Consider the wizardry Jones has done since arriving in Baton Rouge. He took a struggling program that hasn’t made an NCAA Tournament since 2009, threw a sheet over it and one season later pulled a top-10 recruiting class and a team that can legitimately contend in the Southeastern Conference out of his hat.
In one offseason, Jones has gone from a mismatched collection of undersized players and one oversized tuba player, to a long and fast roster loaded with a number of future NBA players. More importantly, he’s injected life into a program that didn’t have a pulse under former coach Trent Johnson.
Quite a transformation, but Jones pulled off his greatest magic trick yet on Tuesday morning when the Tigers landed a commitment from class of 2015 — stud Ben Simmons.
The 6-foot-10-inch Australian power forward is the No. 4 recruit in the country, according to ESPN.com. Jones and company beat out basketball factories Kentucky, Duke and Kansas for his services.
Think about that for a second. Coaches like John Calipari, Bill Self and Mike Krzyzewski don’t need to recruit; their programs are at a level where they can practically select what players they want.
Those three coaches essentially divvy up the top high school players amongst themselves. They combined to claim eight of the top 10 recruits in the country from the class of 2013.
Jones signed Jarell Martin last year, so Simmons isn’t his first elite signing. But it is easily the most impressive.
Martin is a Baton Rouge native that Jones simply needed to convince to stay home. Simmons is an Aussie playing at Montverde Academy in Florida, but Jones got him to commit a year early nonetheless.
The most logical explanation is that Jones is in fact a wizard.
Obviously, the magician never reveals his secrets, especially to the media, but a closer look at Simmons’ commitment reveals that it isn’t as supernatural as it appears on first glance. The real magic trick may be as simple as having some inside ties.
LSU assistant coach David Patrick is the prized recruit’s godfather and played alongside his father, Dave Simmons, during his career in Australia. Another possible factor is that, earlier this week Jones signed Simmons’ current teammate, three-star class of 2014 point guard Jalyn Patterson.
Familiar faces should make Baton Rouge feel like home to Simmons, and I think that made all the difference in Jones stealing him out from under programs that, frankly, have been on another level than LSU for a long time.

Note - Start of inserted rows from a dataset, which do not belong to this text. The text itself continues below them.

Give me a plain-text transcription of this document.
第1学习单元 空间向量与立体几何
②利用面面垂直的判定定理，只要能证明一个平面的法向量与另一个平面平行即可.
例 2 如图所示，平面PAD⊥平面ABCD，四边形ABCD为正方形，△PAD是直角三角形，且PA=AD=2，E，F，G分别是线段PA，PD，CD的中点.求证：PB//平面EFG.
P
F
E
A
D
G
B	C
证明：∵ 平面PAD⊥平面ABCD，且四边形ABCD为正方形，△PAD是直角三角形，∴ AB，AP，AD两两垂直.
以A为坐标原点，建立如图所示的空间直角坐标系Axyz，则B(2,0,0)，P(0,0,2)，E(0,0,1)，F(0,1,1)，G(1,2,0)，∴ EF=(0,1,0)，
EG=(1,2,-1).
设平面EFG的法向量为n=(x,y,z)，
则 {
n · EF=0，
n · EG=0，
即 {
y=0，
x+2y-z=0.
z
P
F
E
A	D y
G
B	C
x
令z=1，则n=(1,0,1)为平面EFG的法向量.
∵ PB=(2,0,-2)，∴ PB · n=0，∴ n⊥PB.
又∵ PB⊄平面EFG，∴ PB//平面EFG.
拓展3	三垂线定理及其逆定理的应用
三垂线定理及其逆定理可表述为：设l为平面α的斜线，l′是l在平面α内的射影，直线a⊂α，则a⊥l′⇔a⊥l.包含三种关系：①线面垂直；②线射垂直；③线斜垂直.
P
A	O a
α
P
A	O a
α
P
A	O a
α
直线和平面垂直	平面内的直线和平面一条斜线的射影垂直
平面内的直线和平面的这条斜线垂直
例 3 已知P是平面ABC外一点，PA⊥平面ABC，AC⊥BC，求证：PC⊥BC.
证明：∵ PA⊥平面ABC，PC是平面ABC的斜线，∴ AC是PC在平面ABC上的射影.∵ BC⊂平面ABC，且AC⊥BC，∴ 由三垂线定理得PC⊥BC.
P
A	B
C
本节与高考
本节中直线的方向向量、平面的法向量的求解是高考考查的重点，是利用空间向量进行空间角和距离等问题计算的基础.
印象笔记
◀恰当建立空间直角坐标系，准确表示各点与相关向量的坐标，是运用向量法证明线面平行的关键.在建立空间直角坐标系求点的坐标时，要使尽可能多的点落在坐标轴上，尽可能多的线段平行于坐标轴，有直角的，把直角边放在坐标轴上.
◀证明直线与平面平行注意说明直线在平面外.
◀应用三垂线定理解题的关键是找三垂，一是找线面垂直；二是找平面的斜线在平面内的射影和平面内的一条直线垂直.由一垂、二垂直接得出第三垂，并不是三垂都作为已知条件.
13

So maybe Jones isn’t a basketball sorcerer. Perhaps he is instead a skilled architect, setting the foundation to bring LSU hoops to the upper echelon of the programs he beat out to get Simmons.
Jones already brought in one elite recruiting class, and with Simmons on board, there will be many more coming down the pipeline.
It would take something supernatural for basketball to unseat football as the elite program at LSU. Jones would need to be an actual wizard in order to make that happen, but I think he’d settle for opening up a basketball factory that gives Les Miles and company a run for their money.